中村 小山三 (2代目) ナカムラ コサンザ

本名
福井貞雄
屋号
中村屋
定紋
角切銀杏
生没年月日
大正9(1920)年08月20日〜平成27(2015)年04月06日
出身
東京

プロフィール

4歳にして当時15歳の十七代目中村勘三郎に入門、師の東宝入りにもそれに続く大阪での修行時代にも、戦時中の疎開先にもただ1人付き従い、九十翁となった晩年には十八代目の死をも送ったという、勘三郎2代にわたる股肱之臣(ここうのしん)である。大正9(1920)年8月20日という四代目中村雀右衛門と同年同日の生まれで、幼年時代は遊び仲間だったという。

骨の髄からの歌舞伎役者。前名が「しほみ」だが、十七代目の前名「もしほ」をやろうというのを断って「しほみ」と自ら名乗ったという気骨が、その舞台ぶりにも生きざまにも窺われた。当たり役が10種とも30種ともいわれたのは、どんな小さな役にも創意工夫を重ねた芸熱心に裏打ちされた賜物である。役者魂といっても同じだが、同時にそれが、舞台の上の個性にも愛嬌にも魅力にも、ひいては人気にも通じていたところに小山三1代の真骨頂があった。

役の工夫といっても、小山三のつとめるような役でといえば、たとえば『籠釣瓶』の大詰の「仕返し」で、燭台を持って2階に上がってきた女中のお咲が、次郎左衛門に切られて倒れる時に胸元から赤い帯揚げがはらりと垂れるのが血のように見える工夫とか、柱にすがるように倒れ込む向きとか、どれだけの観客が気がつくかと思うようなものだが、そうした「企業秘密」をたくさん持っていた。

若い時には、芝居を見るにも芯の役ばかり見ていた、勉強会もやったものだが、やがて自分にはそういう役はこないのだとわかってきてから、後見の勉強を始めたという。針と糸、安全ピンとハサミが必須の持ち物という、後見には後見の「芸談」がある。踊りには限らない。
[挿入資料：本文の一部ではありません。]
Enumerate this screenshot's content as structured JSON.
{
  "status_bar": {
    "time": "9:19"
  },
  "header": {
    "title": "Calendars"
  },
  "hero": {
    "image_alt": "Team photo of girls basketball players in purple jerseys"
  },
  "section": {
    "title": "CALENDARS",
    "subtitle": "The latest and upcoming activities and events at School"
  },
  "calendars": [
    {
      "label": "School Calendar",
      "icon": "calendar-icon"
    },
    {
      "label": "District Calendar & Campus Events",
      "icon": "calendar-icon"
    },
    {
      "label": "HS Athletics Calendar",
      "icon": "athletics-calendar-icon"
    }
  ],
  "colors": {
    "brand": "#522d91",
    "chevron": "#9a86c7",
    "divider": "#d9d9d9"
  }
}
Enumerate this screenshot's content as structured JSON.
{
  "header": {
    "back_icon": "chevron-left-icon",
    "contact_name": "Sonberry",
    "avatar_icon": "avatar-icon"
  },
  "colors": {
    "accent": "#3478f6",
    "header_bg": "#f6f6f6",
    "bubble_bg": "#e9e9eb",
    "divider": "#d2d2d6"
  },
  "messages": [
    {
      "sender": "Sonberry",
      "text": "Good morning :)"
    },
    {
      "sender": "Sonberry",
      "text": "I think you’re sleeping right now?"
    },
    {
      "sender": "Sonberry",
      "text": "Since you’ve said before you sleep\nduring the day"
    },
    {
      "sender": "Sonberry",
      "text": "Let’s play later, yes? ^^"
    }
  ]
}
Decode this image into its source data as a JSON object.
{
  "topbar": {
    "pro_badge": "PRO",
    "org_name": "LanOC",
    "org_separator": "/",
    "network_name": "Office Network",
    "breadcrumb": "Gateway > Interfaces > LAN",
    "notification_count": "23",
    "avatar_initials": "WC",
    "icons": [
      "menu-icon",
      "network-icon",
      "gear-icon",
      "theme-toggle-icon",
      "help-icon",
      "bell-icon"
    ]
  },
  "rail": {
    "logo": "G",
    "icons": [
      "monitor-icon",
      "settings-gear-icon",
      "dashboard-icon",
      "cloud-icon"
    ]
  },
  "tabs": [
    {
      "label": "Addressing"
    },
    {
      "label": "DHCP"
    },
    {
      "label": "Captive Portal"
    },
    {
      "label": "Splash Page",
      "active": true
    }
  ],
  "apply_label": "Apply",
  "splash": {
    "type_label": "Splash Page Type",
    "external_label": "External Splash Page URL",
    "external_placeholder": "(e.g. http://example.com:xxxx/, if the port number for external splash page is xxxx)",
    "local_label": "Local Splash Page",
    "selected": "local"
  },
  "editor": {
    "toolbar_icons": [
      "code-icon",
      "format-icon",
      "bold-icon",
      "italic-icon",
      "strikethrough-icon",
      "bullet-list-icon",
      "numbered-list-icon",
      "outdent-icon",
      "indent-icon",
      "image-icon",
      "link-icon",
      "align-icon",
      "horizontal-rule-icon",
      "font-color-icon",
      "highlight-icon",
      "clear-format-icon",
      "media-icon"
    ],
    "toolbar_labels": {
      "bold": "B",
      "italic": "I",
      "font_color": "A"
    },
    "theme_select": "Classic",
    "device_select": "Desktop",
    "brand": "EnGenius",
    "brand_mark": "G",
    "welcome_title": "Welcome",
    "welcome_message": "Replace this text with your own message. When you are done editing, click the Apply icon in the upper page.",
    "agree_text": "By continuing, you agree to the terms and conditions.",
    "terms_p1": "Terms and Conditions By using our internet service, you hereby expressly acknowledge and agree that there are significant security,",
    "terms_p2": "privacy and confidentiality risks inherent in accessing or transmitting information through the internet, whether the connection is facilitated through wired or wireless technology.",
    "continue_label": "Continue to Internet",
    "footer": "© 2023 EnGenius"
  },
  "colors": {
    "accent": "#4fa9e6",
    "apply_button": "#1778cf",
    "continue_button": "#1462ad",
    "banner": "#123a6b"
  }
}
『四谷怪談』の「三角屋敷」の後見について聞いたことがあるが、その蘊蓄(うんちく)は聞くだに飽きなかった。

小山三の最高傑作はと問われるなら、何といっても『四谷怪談』のおいろだろう。序幕「額堂」に小山三のおいろが登場しただけで、南北の世界の人物が、まさにそこに生きて現前するかのようだった。

【上村以和於】

経歴

芸歴

大正9年生まれ。幼くして三代目中村米吉(十七代目中村勘三郎)に入門。大正15年10月本郷座『忠臣講釈』の重太郎の一子で中村小米を名のり初舞台。中村蝶吉を経て、昭和23年6月東京劇場『本蔵下屋敷』のこしもとで中村しほみと改め名題昇進。34年4月歌舞伎座『昔噺桃太郎』のお雉ほかで二代目中村小山三を襲名。40年4月伝統歌舞伎保存会会員の第1次認定を受ける。

受賞

昭和44年9月『蔦紅葉宇都谷峠』の女中おいねで、46年9月『東海道四谷怪談』の宅悦女房おいろで国立劇場奨励賞。53年4月『奥州安達原』の片岡孝太郎(お君役)の演技指導と後見で国立劇場特別賞。平成9年第3回日本俳優協会賞功労賞。18年文化庁長官表彰。26年第35回松尾芸能賞功労賞。

著書・参考資料

平成25年『小山三ひとり語り』(中村小山三著、演劇出版社)。平成26年10月19日放送のフジテレビ「ザ・ノンフィクション」で特集される。